= Emil Lassen =

United States Air Force general

Emil Lassen is a former major general in the Air National Guard.

==Career==
Lassen joined the United States Air Force in 1978 and began training at Columbus Air Force Base in 1979. The following year, he received further training with the 550th Tactical Fighter Training Squadron at Luke Air Force Base before being assigned to the 58th Tactical Fighter Squadron at Eglin Air Force Base. In 1983, he returned to Luke Air Force Base as an instructor with the 555th Tactical Fighter Training Squadron.

Lassen transferred to the Colorado Air National Guard in 1986 and joined the 120th Tactical Fighter Squadron at Buckley Air National Guard Base. He was later assigned to the 140th Wing.

In 1997, Lassen was assigned to the United States Air Forces in Europe at Ramstein Air Base in Germany. During this time, he oversaw Air Reserve Component deployments taking part in Operation Northern Watch. The following year, he became Director of Operations of the Colorado Air National Guard.

Lassen later served as Director of Staff of the Joint Forces of the Colorado National Guard.

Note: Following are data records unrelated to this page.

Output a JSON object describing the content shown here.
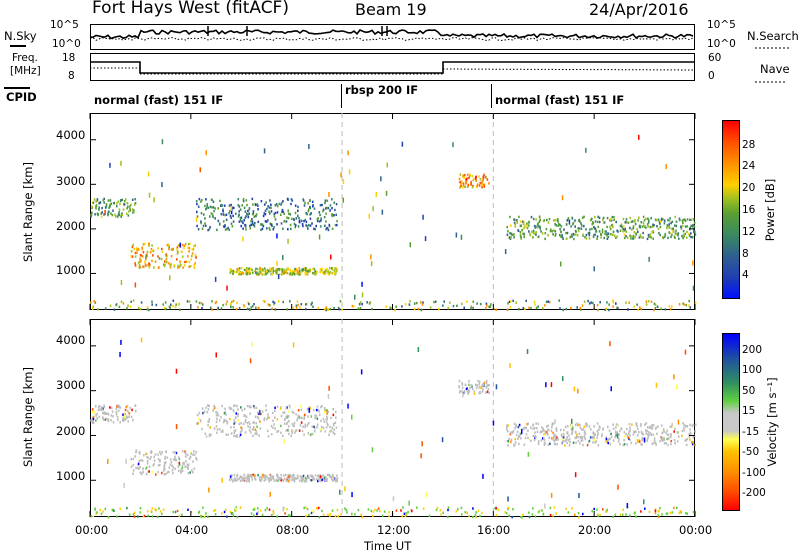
{
  "header": {
    "title": "Fort Hays West (fitACF)",
    "beam": "Beam 19",
    "date": "24/Apr/2016"
  },
  "nsky_panel": {
    "left_label": "N.Sky",
    "left_ticks": [
      "10^5",
      "10^0"
    ],
    "right_ticks": [
      "10^5",
      "10^0"
    ],
    "right_label": "N.Search"
  },
  "freq_panel": {
    "left_label_1": "Freq.",
    "left_label_2": "[MHz]",
    "left_ticks": [
      "18",
      "8"
    ],
    "right_ticks": [
      "60",
      "0"
    ],
    "right_label": "Nave"
  },
  "cpid": {
    "label": "CPID",
    "segments": [
      {
        "text": "normal (fast) 151 IF",
        "start": 0,
        "end": 10
      },
      {
        "text": "rbsp 200 IF",
        "start": 10,
        "end": 16
      },
      {
        "text": "normal (fast) 151 IF",
        "start": 16,
        "end": 24
      }
    ]
  },
  "colors": {
    "power": [
      "#0010ff",
      "#2040b0",
      "#306090",
      "#3a8a60",
      "#5aa030",
      "#a0c020",
      "#ffd000",
      "#ff9000",
      "#ff5000",
      "#ff0000"
    ],
    "velocity": [
      "#ff0000",
      "#ff5000",
      "#ff9000",
      "#ffc000",
      "#ffff50",
      "#c8c8c8",
      "#60d040",
      "#309060",
      "#2050a0",
      "#0000ff"
    ],
    "gray": "#bdbdbd"
  },
  "chart_data": [
    {
      "type": "heatmap",
      "name": "power",
      "ylabel": "Slant Range [km]",
      "yticks": [
        "4000",
        "3000",
        "2000",
        "1000"
      ],
      "ylim": [
        180,
        4600
      ],
      "xlim": [
        0,
        24
      ],
      "colorbar_label": "Power [dB]",
      "colorbar_ticks": [
        "28",
        "24",
        "20",
        "16",
        "12",
        "8",
        "4"
      ],
      "echo_bands": [
        {
          "t": [
            0.0,
            1.8
          ],
          "range": [
            2300,
            2700
          ],
          "value": 12
        },
        {
          "t": [
            1.6,
            4.2
          ],
          "range": [
            1150,
            1700
          ],
          "value": 20
        },
        {
          "t": [
            4.2,
            9.8
          ],
          "range": [
            2000,
            2700
          ],
          "value": 8
        },
        {
          "t": [
            5.5,
            9.8
          ],
          "range": [
            1000,
            1150
          ],
          "value": 16
        },
        {
          "t": [
            14.6,
            15.8
          ],
          "range": [
            2950,
            3250
          ],
          "value": 22
        },
        {
          "t": [
            16.5,
            24.0
          ],
          "range": [
            1800,
            2300
          ],
          "value": 12
        }
      ]
    },
    {
      "type": "heatmap",
      "name": "velocity",
      "ylabel": "Slant Range [km]",
      "yticks": [
        "4000",
        "3000",
        "2000",
        "1000"
      ],
      "ylim": [
        180,
        4600
      ],
      "xlim": [
        0,
        24
      ],
      "xlabel": "Time UT",
      "xticks": [
        "00:00",
        "04:00",
        "08:00",
        "12:00",
        "16:00",
        "20:00",
        "00:00"
      ],
      "colorbar_label": "Velocity [m s⁻¹]",
      "colorbar_ticks": [
        "200",
        "100",
        "50",
        "15",
        "-15",
        "-50",
        "-100",
        "-200"
      ]
    }
  ]
}
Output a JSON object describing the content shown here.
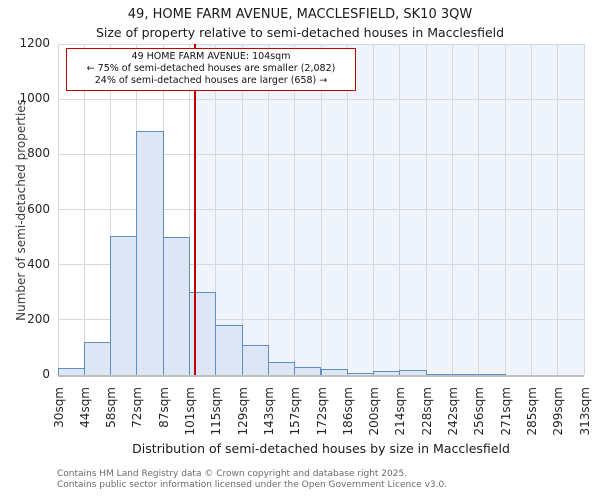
{
  "title": "49, HOME FARM AVENUE, MACCLESFIELD, SK10 3QW",
  "subtitle": "Size of property relative to semi-detached houses in Macclesfield",
  "annotation": {
    "line1": "49 HOME FARM AVENUE: 104sqm",
    "line2": "← 75% of semi-detached houses are smaller (2,082)",
    "line3": "24% of semi-detached houses are larger (658) →"
  },
  "footer": {
    "line1": "Contains HM Land Registry data © Crown copyright and database right 2025.",
    "line2": "Contains public sector information licensed under the Open Government Licence v3.0."
  },
  "chart_data": {
    "type": "bar",
    "title": "49, HOME FARM AVENUE, MACCLESFIELD, SK10 3QW",
    "subtitle": "Size of property relative to semi-detached houses in Macclesfield",
    "xlabel": "Distribution of semi-detached houses by size in Macclesfield",
    "ylabel": "Number of semi-detached properties",
    "bin_edges_sqm": [
      30,
      44,
      58,
      72,
      87,
      101,
      115,
      129,
      143,
      157,
      172,
      186,
      200,
      214,
      228,
      242,
      256,
      271,
      285,
      299,
      313
    ],
    "x_tick_labels": [
      "30sqm",
      "44sqm",
      "58sqm",
      "72sqm",
      "87sqm",
      "101sqm",
      "115sqm",
      "129sqm",
      "143sqm",
      "157sqm",
      "172sqm",
      "186sqm",
      "200sqm",
      "214sqm",
      "228sqm",
      "242sqm",
      "256sqm",
      "271sqm",
      "285sqm",
      "299sqm",
      "313sqm"
    ],
    "values": [
      25,
      120,
      505,
      885,
      500,
      300,
      180,
      110,
      48,
      30,
      20,
      7,
      13,
      17,
      2,
      2,
      2,
      0,
      0,
      0
    ],
    "y_ticks": [
      0,
      200,
      400,
      600,
      800,
      1000,
      1200
    ],
    "ylim": [
      0,
      1200
    ],
    "grid": true,
    "legend": "none",
    "marker": {
      "value_sqm": 104,
      "smaller_pct": 75,
      "smaller_count": 2082,
      "larger_pct": 24,
      "larger_count": 658
    },
    "colors": {
      "bar_fill": "#dce6f5",
      "bar_border": "#5f8fc9",
      "marker_line": "#c00000",
      "shade_right_of_marker": "#eff3fc",
      "gridline": "#d8d8d8",
      "axis_spine": "#bfbfbf"
    }
  }
}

In 2006, he became the Air National Guard Assistant to the Commander of Air Force Space Command.

As of December 2022, Lassen was employed at the Federal Aviation Administration as a Journeyman Aviation Safety Inspector.

Awards he received during his career include the Legion of Merit, the Meritorious Service Medal, the Air Medal, the Aerial Achievement Medal, the Air Force Commendation Medal, the Air Force Outstanding Unit Award, the Combat Readiness Medal, the National Defense Service Medal, the Southwest Asia Service Medal, the Air Force Overseas Long Tour Service Ribbon, the Air Force Longevity Service Ribbon, the Armed Forces Reserve Medal and the Air Force Training Ribbon.

As a civilian, he would become a pilot in command with United Airlines.